Today at 2:15pm Pacific we experienced our second outage in the last two weeks. Sadly the timing is not great but it did give us the opportunity to re-evaluate our failure points as we continue to harden our infrastructure. This outage affected all of our endpoints, from our production and failover infrastructure to the documentation hub and status page but did not result in any data loss.
Doppler uses Cloudflare as our DNS provider which provides a suite of powerful features including DDOS protection, a CDN for assets, firewall rules, edge workers, and plenty of others. They are one of the most popular and trusted DNS providers, which supports nearly 20% of all internet traffic. Today they went down, which brought down a portion of the global internet with them.
Cloudflare recommends using their DNS proxy so you can benefit from their suite of features. As we were reminded today, using their proxy changes the landscape of the default protections DNS provides, which results in a nonobvious cost. DNS by its very nature is decentralized, which creates a layer of resilience against being a single point of failure. But this assumption of protection breaks down when you use a proxy at the DNS layer, as now you have a new single point of failure. Today we all paid that nonobvious cost.

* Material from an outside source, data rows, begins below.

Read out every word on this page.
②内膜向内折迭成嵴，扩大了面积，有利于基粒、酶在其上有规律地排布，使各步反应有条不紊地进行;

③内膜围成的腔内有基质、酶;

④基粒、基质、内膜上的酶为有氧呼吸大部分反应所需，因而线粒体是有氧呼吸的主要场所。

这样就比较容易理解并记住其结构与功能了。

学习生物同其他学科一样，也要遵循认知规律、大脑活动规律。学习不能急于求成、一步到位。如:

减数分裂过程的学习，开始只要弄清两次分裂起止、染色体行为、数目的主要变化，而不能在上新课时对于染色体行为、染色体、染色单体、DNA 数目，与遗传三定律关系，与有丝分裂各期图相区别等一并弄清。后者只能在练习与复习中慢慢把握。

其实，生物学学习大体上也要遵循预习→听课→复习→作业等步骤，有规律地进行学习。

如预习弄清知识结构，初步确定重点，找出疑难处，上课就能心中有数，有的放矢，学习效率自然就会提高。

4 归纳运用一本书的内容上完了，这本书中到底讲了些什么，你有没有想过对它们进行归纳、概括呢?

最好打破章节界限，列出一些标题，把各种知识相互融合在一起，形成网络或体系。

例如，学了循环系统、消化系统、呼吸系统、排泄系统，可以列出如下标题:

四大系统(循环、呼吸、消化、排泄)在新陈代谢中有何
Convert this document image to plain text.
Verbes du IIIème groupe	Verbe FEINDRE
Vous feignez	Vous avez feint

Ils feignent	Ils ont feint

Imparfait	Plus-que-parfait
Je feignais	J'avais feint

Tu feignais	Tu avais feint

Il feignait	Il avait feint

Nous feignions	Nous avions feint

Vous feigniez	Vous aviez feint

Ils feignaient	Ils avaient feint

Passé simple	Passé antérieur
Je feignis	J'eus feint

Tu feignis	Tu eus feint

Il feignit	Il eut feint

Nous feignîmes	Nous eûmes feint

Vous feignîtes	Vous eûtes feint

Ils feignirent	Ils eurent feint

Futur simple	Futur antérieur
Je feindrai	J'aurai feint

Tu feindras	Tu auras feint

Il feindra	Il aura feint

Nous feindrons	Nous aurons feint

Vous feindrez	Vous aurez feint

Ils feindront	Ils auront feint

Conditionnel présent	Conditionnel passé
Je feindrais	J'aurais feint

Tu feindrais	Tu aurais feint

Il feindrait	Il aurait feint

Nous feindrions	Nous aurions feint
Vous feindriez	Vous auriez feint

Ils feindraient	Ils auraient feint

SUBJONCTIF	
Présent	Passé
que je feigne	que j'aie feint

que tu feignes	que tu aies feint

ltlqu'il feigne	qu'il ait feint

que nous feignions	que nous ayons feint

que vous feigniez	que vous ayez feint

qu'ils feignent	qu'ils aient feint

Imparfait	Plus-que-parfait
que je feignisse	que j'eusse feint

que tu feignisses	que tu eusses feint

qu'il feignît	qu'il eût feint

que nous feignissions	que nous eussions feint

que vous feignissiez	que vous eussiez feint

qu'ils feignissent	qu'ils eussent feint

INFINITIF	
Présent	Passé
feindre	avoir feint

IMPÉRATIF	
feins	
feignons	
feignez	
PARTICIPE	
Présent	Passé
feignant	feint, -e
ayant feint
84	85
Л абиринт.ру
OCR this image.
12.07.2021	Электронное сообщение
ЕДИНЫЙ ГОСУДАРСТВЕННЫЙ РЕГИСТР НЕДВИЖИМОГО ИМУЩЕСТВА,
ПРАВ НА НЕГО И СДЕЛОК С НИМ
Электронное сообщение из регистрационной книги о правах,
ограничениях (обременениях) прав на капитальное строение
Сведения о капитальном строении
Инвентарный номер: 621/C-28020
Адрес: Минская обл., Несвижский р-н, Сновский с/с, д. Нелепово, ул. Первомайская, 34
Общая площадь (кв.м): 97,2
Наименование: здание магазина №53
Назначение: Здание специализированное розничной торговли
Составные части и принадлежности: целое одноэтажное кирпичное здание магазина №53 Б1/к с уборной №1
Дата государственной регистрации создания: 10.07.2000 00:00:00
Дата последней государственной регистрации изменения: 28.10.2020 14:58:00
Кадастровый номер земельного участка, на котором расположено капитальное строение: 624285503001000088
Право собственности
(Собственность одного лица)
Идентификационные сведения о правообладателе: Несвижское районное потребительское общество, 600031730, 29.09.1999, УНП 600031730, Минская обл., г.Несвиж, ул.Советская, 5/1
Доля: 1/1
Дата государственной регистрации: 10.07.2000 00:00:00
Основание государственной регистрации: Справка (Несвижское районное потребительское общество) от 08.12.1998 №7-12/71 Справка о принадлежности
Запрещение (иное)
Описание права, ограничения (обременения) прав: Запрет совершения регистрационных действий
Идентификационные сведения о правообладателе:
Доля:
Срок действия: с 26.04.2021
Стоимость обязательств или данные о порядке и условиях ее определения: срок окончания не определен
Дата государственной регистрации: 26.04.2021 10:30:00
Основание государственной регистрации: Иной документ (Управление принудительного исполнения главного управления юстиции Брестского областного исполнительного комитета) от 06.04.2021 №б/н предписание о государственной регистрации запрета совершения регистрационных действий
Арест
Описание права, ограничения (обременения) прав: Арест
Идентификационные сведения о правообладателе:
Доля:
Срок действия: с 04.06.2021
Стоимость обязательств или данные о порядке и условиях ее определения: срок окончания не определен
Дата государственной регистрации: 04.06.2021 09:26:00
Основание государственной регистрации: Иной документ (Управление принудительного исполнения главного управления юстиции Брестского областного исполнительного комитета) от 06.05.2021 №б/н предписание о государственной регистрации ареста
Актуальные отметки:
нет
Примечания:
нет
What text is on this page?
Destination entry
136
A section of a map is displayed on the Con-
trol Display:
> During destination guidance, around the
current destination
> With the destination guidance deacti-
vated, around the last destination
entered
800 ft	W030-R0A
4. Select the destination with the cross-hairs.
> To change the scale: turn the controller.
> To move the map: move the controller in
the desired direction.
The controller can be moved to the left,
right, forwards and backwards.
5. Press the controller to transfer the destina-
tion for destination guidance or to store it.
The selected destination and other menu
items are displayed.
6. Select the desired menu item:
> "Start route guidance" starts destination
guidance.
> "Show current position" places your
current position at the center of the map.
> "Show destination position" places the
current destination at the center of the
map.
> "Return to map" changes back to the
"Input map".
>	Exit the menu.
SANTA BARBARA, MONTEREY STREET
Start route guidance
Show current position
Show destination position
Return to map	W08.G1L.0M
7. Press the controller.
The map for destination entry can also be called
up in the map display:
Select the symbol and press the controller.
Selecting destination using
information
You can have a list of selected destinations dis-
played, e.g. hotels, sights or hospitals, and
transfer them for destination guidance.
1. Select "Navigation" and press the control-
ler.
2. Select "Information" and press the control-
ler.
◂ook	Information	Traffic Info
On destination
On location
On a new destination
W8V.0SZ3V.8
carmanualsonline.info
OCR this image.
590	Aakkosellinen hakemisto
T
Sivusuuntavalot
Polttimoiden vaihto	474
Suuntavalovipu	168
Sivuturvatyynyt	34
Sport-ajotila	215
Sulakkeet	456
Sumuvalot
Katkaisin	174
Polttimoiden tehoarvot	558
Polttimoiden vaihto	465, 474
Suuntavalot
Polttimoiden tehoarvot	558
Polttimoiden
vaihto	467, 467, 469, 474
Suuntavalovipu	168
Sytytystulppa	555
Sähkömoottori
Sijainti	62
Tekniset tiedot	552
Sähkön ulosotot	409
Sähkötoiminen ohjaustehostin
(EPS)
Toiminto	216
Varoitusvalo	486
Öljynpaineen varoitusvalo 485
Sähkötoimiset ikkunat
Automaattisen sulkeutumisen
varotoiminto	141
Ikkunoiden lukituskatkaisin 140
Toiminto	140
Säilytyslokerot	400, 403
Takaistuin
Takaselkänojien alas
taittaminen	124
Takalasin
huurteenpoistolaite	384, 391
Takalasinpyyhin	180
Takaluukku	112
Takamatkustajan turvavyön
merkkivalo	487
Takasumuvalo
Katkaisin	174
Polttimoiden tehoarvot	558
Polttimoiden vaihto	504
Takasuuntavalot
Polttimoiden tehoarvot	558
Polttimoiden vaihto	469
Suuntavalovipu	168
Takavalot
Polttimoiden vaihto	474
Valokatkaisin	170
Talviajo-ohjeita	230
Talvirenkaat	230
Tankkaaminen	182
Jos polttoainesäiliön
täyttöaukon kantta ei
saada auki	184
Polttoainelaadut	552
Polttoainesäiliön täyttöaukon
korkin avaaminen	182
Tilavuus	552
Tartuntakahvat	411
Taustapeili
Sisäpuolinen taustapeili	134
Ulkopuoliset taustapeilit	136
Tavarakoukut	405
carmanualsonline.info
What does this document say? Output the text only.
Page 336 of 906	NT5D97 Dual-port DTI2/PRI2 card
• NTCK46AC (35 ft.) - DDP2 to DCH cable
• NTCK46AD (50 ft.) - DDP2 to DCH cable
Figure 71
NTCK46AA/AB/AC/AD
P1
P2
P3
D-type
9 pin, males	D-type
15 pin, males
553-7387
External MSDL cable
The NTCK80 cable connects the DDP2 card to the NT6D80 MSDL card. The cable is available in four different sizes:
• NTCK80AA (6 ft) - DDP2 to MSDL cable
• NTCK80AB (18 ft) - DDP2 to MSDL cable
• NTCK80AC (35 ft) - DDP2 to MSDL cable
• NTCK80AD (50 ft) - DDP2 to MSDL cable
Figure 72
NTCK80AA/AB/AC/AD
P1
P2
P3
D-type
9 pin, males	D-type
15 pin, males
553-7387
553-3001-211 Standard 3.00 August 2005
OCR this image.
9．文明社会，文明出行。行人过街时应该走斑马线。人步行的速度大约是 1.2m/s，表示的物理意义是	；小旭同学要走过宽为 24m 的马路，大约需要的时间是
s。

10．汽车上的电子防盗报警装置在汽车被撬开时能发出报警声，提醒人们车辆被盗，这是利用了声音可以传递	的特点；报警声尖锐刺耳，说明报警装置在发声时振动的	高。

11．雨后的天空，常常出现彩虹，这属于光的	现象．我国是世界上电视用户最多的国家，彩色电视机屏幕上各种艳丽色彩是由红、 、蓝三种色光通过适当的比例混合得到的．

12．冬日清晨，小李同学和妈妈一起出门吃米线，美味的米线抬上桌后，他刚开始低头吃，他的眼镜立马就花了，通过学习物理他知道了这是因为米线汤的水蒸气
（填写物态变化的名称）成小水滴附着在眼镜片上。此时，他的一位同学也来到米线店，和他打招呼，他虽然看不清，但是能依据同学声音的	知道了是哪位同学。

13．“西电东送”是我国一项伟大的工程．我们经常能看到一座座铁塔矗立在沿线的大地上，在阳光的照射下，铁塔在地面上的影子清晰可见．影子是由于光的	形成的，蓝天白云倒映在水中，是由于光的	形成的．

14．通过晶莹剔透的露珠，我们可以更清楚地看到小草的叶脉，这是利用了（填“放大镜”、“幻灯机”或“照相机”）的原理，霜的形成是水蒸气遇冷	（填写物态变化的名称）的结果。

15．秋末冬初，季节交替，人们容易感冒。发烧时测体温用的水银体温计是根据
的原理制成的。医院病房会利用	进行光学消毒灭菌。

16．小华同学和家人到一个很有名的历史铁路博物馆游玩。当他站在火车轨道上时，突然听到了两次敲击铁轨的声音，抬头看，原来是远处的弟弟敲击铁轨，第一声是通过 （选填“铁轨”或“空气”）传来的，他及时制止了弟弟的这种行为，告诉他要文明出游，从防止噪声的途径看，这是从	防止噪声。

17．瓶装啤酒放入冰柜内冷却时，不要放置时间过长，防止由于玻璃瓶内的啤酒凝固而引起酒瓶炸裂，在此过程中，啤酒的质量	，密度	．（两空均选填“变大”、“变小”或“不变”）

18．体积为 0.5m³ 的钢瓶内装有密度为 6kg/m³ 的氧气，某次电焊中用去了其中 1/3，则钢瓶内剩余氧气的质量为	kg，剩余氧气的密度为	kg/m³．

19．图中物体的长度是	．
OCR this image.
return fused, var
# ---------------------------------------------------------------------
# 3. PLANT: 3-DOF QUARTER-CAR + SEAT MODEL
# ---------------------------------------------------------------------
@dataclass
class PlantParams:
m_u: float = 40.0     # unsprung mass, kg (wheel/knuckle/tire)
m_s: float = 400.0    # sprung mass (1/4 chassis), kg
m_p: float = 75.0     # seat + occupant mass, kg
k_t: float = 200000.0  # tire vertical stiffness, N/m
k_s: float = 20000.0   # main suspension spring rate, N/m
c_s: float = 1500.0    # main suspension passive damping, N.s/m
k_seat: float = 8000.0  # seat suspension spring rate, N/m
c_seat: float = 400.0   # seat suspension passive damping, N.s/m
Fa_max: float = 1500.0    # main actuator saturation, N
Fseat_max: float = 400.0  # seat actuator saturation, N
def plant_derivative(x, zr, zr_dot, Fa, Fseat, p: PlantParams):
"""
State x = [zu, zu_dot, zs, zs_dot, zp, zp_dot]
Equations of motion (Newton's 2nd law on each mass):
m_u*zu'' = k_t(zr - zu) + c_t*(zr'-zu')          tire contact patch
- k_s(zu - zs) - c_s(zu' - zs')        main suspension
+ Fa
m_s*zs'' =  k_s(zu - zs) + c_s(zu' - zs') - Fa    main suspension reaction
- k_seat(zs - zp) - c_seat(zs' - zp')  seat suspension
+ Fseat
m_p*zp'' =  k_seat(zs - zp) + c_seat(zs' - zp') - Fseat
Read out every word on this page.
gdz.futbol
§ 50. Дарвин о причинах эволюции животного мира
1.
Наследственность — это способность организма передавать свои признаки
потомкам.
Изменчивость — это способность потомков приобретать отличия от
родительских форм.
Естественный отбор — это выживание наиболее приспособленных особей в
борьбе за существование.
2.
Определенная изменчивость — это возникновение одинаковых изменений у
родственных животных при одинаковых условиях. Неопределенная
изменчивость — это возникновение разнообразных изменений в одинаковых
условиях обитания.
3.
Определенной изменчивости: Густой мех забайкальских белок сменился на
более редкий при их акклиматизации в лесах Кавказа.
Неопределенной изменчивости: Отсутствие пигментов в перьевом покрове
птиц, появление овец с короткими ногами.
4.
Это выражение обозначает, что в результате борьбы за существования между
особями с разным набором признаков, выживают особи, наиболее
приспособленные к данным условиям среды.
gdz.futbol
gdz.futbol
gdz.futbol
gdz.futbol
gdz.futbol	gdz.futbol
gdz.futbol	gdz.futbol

Hardening Our DNS Reliability
Internally we are tracking the best path forward towards hardening our DNS’s reliability. This can come in a couple of different forms, such as disabling proxy mode for our DNS records. This would remove our DNS layer as a single point of failure but comes at the cost of losing DDOS protection, our records not being masked, and also some other behind the scenes magic.
Another possible option would be to add an additional DNS provider (that supports DDOS protection) to our stack. Then in the case one goes down, our traffic will automatically failover the other. This would add a fair amount of complexity to our stack.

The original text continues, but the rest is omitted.